Lotta fish stories
Well heres another one. Before I became educated on catch and release my son caught a freaky big largie in a small lake in Snohomish county, August with a senko. No scale but lake resident put it on funky old scale. Well over 10#'s. 22 1/2" x 23" girth. Pictures and everything. Still sitting in my sisters freezer waiting to be mounted. What a waste, but fish of a life time. I believe the state largie record could easly be in a small county lake. And like mentioned before, it might be taken by a young angler.
A lot of work has been done over the years to equate length and girth to weight. The calculations are pretty accurate now.
Assuming the fish was measured from the tip of the snout to the fork of the tail, flat not curved, and the girth was the widest part of the fish, that fish would be about 14.9 pounds. That is a monster by any account for a northern state.
Even if you cut an inch in length for measuring the curve or to the tip of the fin, the fish would have weighed about 14.2 pounds, still a record.
Impressive to say the least, but, not the only one I have seen in Washington.
This brings up a great chance to ask a question. Let's assume one of us caught the "State Record" ANYSPECIES. To record it, it must be taken from the gene pool.
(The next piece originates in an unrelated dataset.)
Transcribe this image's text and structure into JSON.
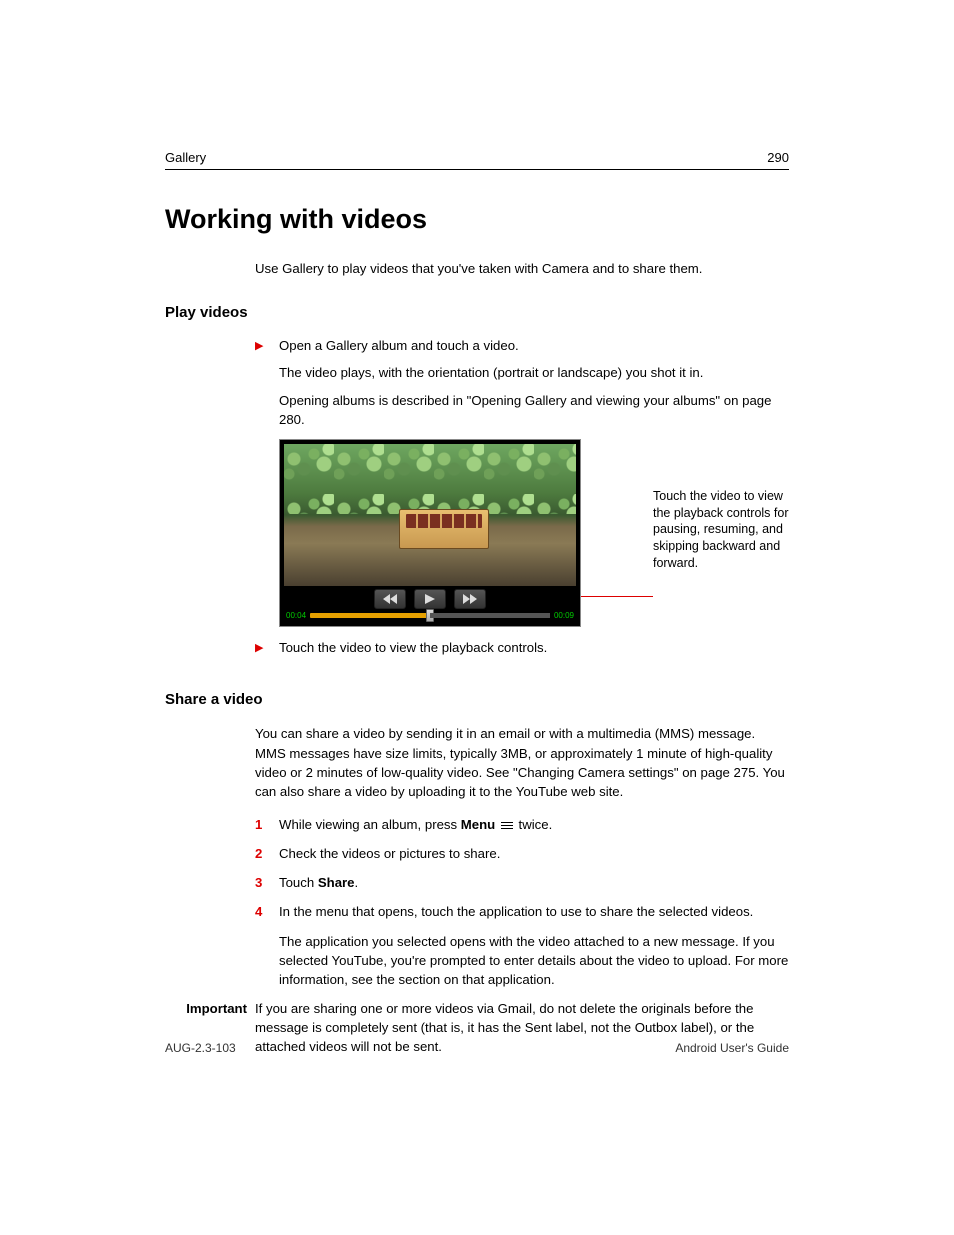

Now that fish is probably on the down hill slide as far as reproduction, so that is not a problem with me. Still, a lot of heavy middle weights are kept and they are still in peak reproductive status.
Second issue, to report the fish, you need to have certified scales and witnesses. You also now need to report the body of water you caught it in. Can you imagine what would happen to your favorite lake when every report in the state says that the State Record was caught in ................? I doubt that any fish could survive the onslaught of fishermen.
I am from the East side of the State, SO, if I catch a State Record, I will report it came from the West side.
Thanks for the names of some of the "potential" record holders. I'll need to remember them for when.............. OK, never mind.
Too much water, so many fish, too little time.